そのため欧米では、「動く禅」とも呼ばれる】

機転を利かせ、よりこころがふわっとなる方へ舵を切る術。
そのセンスを、身体で感じ取っていくのは、おもしろそうだ。


18時半の帰り道、稲穂の波打つ田んぼのあぜを、再び伊勢のインドネシア宅へと歩く。



すれ違ったのは、だいだい色の後光に照らされ自転車をこいできた麦藁帽子のおじさんと、一台の青い軽自動車。

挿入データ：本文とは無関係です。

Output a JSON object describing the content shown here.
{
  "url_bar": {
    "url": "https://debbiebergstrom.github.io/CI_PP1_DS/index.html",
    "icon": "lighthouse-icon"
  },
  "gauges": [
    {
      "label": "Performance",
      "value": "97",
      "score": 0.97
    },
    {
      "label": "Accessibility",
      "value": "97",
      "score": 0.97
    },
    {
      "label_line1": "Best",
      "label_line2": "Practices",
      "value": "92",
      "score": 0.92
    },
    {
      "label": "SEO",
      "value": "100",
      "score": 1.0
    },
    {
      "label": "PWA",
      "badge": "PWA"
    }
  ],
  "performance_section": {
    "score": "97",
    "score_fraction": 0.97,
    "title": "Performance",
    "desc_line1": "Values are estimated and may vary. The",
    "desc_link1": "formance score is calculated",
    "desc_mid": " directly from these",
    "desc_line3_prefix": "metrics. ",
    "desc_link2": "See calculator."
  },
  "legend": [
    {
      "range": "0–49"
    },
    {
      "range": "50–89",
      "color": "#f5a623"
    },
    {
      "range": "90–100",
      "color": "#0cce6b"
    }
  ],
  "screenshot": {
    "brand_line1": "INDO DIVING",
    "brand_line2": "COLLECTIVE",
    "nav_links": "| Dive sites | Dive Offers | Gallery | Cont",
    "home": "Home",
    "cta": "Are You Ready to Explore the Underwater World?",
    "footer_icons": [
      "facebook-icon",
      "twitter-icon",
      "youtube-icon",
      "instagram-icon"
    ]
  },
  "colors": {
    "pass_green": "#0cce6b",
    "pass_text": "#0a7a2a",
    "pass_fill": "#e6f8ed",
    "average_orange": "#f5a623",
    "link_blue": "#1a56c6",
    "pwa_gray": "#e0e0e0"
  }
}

聞こえるのは、シャンシャンシャンと、森に響きわたる蝉の声ばかり。
と、水路の小さな橋にさしかかったら、足元に涼しげな水の音も。



数分後には、稜線を際立たせ、ずっと照り続けているように思われた今日の太陽が去っていった。



少し寄り道をしてしまった。 
早足になり、家に向かうと、田んぼに面した網戸の向こうから、インドネシアの音楽が聞こえてくる。
先に帰って用を済ませていた友人が、オレンジの光の中、そろそろ来るだろうと外を覗いたところだった。

手を振って、ぐるんと回り込み、玄関の扉を開ける。

アジアの匂い!



懐かし~い、ロンボク島の家庭の盛りつけに再会。
トマト入り卵焼きは、ほとんど卵揚げなので、油きりにザルにほいっ。

チンゲン菜とモヤシ、昨日の残りのセロリの葉っぱとカブに、豚肉の炒め物。
同じインドネシアでも、スラウェシ島の友人はイスラム教徒なので、
「豚肉を食べると大変なことになる!」
と言って牛肉をほおばっていたけれど、バリ島はヒンズー教の人がほとんどだから、牛を食べずに鶏や豚や山羊肉を使う。
ロンボクの80%くらいはイスラム教徒というけれど、友人はどうもそうじゃならしい?

インドネシアの調味料は使っていないのに、むこうの台所を思わせるのは、火を通したセロリの香りのせいかしら。

これに、ざっくり生野菜とご飯。 
それらを小皿にとりわけていただき、時々ミネラルウォーター。という、素朴で大胆なスタイル。
扇風機の低い回転音と、ネットでつないだインドネシアのラジオ。

日本の田園風景に、友人の身体を通して、インドネシア文化がちゃんと再現されている。
本当に体得されているものは、それがどんなにかけ離れて見える場にも、にじみ出るもののようだ。

どういう状況にあっても、それに押されて甘んじるのでなく、反発するでもなく、そこにもうひとつの世界を立ち上げることができる、と気づいていたい。
そのために、彼が言っていたように、手を広げて。


合気道は、試合を行わずに、日頃の稽古の成果を「演武会」で披露する。
勝敗、否定・肯定という評価にもとらわれず、ただ無駄なく動き、自然と調和すること。
それは、今まだ見えていない、「ちょっとステキな可能性」を、静かに引き出すことにもなるかもしれない。